Wie schon in den vergangenen Jahren führte uns einer unserer Ausflüge wieder in den Europapark. Darüber hinaus besichtigten wir das Mercedes Benz Museum in Stuttgart. Durch die Bank waren die Schüler und Lehrerkollegen fasziniert von der Entwicklung vom ersten Motor bis zu den heutigen Fahrzeugen und Limousinen. In einem kleinen Stadtrundgang führten wir die Schüler durch die Königsstraße über den Schlossplatz zum Landtag. Zum Einkaufen musste natürlich auch noch Zeit bleiben. Ziel des Lehrerausflugs am Sonntag war die Burg Hohenzollern. Viele Gastfamilien hatten dieselbe Idee, so dass es immer wieder zu Begegnungen und netten Gesprächen kam.
Gerade dadurch, dass die Schüler in Gastfamilien untergebracht waren, waren sie ins Familienleben eingebunden. Es wurde gemeinsam gekocht, gespielt und gelacht, Muttertag gefeiert: das Leben geteilt.
Am Abschlussabend sprachen die Schulleiter beider Schulen zum wiederholten Male uns beiden Organisatoren des deutsch-türkischen Schüleraustausches ihre Anerkennung für dieses in dieser Art einmalige Projekt aus und würdigten dessen interkulturellen und völkerverbindenden Beitrag. Schon in Tekirdaǧ war uns Organisatoren aus demselben Grund ein gläserner Pokal überreicht worden. Im Gegenzug dazu hatten wir ein Fotobuch über die zehnjährige Schulpartnerschaft zusammengestellt, das wir allen überreichten, die dieses Projekt auf die Beine gestellt hatten und heute immer noch mittragen und unterstützen. Am Ende waren sich alle einig: Wir wollen unsere tiefe und enge Freundschaft zumindest für weitere zehn Jahre fortsetzen: Diese Erfolgsgeschichte wird weitergehen.

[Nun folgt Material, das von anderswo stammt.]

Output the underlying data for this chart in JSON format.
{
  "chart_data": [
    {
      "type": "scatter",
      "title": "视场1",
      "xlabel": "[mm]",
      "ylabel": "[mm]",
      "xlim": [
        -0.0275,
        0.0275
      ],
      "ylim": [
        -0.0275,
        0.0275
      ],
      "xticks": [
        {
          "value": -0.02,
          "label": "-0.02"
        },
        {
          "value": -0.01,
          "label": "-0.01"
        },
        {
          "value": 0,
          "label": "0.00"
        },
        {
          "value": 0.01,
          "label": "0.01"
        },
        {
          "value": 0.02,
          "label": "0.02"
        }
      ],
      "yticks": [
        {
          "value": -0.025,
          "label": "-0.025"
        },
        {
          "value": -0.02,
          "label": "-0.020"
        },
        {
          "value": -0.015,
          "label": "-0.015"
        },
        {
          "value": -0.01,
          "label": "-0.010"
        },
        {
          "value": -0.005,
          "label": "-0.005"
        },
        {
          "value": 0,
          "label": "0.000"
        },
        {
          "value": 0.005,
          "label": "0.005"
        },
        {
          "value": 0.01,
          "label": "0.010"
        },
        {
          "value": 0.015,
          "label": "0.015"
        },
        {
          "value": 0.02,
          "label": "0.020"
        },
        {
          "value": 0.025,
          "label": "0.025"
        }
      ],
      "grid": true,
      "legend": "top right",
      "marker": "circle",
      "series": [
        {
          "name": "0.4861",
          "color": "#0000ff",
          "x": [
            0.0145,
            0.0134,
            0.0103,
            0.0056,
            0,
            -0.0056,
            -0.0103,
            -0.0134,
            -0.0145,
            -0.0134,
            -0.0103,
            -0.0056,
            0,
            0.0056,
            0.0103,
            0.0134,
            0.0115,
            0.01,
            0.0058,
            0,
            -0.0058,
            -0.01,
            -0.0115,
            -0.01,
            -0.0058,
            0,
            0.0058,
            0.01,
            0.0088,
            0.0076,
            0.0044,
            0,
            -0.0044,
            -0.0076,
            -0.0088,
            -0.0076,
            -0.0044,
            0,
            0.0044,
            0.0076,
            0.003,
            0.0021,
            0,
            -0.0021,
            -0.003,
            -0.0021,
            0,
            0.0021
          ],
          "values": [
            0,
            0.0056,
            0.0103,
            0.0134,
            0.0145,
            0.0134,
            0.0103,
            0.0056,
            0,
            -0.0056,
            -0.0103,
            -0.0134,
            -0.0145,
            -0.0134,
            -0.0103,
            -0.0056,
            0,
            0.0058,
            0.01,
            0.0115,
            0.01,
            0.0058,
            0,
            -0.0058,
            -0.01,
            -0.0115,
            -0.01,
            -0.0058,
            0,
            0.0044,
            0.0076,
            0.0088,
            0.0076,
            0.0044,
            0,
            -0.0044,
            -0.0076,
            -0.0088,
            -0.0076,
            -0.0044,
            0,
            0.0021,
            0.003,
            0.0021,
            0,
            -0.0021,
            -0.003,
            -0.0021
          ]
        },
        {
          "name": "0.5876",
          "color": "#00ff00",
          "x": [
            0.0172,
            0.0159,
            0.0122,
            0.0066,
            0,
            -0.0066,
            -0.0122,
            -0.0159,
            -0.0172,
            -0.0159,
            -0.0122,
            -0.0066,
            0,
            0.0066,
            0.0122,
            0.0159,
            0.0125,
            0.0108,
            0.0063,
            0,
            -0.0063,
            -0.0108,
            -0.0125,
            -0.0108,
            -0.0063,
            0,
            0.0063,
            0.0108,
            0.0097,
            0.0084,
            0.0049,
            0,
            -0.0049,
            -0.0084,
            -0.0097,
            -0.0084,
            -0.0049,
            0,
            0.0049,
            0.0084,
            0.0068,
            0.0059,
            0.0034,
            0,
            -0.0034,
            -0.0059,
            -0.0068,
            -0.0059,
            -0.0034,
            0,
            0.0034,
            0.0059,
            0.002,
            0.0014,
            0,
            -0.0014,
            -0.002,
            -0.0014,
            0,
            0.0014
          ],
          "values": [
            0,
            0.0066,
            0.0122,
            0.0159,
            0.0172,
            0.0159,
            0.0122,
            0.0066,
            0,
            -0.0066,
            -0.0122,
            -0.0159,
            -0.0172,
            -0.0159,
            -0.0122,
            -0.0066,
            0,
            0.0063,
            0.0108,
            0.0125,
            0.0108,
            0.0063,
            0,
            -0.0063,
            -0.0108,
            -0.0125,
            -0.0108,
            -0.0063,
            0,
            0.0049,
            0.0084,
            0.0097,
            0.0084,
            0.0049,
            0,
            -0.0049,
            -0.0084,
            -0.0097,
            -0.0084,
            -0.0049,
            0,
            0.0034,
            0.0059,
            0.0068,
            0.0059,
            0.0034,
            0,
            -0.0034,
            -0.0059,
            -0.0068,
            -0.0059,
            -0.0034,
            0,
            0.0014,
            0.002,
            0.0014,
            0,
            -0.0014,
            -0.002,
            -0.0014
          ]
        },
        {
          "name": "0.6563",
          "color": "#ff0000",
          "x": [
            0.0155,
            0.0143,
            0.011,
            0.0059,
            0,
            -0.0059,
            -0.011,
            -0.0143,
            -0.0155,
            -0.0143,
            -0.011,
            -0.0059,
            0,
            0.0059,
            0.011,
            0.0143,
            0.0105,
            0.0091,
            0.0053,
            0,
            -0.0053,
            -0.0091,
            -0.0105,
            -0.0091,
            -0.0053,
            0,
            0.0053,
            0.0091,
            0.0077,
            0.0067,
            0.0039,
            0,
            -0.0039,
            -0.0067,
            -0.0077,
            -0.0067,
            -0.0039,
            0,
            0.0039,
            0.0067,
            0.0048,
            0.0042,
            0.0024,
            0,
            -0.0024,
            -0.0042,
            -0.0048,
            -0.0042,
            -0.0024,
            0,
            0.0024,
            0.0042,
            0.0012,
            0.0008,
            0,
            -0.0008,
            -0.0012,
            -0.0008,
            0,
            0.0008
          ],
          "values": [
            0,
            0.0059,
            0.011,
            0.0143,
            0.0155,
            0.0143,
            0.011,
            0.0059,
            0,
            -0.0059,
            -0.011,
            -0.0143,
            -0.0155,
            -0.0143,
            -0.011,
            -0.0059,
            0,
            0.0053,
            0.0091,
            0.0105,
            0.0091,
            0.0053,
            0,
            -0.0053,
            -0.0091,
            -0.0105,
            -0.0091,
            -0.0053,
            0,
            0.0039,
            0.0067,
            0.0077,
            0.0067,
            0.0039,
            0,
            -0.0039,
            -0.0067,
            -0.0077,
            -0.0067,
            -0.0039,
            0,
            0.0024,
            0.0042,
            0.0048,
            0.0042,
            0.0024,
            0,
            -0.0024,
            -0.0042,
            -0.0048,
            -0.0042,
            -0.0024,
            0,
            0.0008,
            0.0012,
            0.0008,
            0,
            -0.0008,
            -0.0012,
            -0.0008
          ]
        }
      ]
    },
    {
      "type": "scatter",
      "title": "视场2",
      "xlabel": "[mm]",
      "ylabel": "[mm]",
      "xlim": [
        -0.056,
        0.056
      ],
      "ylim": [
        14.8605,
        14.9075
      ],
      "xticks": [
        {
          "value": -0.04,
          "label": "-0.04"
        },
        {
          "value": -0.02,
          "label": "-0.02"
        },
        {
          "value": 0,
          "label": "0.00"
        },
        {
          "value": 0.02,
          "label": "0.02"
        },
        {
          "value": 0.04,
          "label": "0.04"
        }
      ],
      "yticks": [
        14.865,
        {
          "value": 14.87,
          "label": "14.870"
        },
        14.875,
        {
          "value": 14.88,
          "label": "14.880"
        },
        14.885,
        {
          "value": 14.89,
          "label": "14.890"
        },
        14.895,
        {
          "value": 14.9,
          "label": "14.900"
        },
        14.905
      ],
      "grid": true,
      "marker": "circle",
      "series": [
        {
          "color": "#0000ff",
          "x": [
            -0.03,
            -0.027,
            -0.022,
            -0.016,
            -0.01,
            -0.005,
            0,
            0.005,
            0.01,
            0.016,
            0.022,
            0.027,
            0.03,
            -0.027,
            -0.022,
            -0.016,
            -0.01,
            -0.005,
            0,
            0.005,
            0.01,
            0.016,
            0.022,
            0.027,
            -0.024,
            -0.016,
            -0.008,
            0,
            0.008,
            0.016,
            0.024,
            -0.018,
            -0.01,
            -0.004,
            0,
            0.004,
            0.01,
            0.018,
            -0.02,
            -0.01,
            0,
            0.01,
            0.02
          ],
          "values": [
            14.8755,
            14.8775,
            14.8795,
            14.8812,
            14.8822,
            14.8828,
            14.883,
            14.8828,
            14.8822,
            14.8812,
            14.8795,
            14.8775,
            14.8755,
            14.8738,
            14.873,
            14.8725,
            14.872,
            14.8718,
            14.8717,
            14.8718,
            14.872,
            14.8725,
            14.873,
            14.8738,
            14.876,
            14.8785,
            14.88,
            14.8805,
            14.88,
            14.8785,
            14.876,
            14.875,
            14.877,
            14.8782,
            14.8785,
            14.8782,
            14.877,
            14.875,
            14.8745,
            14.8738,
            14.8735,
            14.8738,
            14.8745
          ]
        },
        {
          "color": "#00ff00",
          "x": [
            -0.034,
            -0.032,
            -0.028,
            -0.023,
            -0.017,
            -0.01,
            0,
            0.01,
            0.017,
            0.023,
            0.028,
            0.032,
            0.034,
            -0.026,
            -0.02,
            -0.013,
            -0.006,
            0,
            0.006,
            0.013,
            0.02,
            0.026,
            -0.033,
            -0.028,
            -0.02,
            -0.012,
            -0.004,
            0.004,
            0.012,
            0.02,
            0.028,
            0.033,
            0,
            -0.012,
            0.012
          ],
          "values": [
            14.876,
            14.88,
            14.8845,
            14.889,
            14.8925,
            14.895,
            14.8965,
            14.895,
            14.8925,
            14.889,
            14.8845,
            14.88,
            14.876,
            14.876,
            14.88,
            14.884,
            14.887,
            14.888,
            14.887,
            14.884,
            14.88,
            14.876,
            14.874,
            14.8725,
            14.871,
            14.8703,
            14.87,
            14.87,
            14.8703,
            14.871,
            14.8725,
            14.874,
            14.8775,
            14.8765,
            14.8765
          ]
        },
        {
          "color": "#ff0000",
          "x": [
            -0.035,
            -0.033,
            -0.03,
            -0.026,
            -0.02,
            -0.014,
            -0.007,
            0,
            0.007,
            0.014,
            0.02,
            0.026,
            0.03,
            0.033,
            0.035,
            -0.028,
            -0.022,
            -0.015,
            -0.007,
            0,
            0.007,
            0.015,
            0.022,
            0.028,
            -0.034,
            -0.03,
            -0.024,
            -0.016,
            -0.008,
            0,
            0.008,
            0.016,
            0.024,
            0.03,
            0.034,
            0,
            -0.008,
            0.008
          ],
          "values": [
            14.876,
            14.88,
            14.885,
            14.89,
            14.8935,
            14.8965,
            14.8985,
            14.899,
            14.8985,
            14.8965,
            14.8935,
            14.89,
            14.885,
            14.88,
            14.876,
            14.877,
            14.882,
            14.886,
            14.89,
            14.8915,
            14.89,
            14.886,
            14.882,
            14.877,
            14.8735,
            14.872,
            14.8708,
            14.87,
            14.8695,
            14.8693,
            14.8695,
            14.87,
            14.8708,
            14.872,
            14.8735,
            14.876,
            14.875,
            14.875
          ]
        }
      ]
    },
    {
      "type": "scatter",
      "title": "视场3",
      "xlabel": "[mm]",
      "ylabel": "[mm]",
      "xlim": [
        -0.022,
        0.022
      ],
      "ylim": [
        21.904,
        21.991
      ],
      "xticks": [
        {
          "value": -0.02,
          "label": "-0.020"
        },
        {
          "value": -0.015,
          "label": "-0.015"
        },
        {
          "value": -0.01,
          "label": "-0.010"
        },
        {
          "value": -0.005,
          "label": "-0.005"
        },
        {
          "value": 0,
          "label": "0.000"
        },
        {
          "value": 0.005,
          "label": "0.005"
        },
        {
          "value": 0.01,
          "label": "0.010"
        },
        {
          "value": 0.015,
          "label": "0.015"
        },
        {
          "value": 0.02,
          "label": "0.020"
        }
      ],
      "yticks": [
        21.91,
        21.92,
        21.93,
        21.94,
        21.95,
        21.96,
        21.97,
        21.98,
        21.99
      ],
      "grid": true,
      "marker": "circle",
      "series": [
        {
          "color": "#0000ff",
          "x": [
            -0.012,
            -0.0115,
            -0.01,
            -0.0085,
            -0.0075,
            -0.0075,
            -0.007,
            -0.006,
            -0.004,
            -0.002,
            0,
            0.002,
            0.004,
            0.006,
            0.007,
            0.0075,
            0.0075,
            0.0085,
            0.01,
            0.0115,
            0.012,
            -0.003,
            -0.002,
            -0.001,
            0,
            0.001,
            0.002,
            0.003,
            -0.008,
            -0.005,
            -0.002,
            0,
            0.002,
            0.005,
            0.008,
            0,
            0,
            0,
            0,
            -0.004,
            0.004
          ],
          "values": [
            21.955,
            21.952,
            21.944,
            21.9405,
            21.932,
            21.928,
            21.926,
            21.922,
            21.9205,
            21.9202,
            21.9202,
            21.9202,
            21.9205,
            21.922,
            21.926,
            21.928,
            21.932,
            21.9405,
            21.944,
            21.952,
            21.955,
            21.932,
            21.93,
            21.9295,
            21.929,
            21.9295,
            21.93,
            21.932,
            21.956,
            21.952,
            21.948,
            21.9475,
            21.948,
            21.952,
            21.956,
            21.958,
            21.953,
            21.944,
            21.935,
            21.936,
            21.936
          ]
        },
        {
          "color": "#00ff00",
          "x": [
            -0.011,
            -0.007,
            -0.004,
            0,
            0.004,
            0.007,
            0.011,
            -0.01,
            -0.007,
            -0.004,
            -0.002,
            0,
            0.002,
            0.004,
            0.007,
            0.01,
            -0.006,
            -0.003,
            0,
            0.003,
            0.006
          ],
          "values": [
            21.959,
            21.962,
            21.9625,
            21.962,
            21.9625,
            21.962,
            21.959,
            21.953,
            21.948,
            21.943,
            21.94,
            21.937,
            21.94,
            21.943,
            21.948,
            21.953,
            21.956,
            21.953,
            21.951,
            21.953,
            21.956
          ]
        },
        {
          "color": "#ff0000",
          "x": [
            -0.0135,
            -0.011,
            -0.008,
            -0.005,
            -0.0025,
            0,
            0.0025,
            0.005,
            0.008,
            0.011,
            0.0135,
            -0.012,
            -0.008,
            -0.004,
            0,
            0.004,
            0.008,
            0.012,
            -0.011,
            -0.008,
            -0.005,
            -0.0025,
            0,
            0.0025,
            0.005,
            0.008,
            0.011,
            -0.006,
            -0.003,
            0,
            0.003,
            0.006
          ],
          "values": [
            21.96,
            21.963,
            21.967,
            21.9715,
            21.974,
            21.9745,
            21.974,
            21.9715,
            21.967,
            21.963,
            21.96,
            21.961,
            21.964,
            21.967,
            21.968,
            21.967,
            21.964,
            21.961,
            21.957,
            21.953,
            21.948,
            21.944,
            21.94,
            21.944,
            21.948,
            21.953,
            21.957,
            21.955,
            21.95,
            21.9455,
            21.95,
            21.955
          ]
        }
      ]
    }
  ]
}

Beim Abschied gab es viele Tränen sowie Versprechen und Verabredungen, sich möglichst bald wieder zu sehen. Durch unser Austauschprojekt lernten die Schüler die Wirklichkeit in den beiden Ländern jeweils vor Ort mit eigenen Augen kennen und konnten sich so unabhängig von Medienbeeinflussung ihre eigene Meinung bilden.
Wieder wurde unser Völkerverständigungsprojekt großzügig durch das Autohaus Kronenbitter unterstützt.
Die Vorplanungen für den Austausch im Schuljahr 2019/20 sind bereits angelaufen.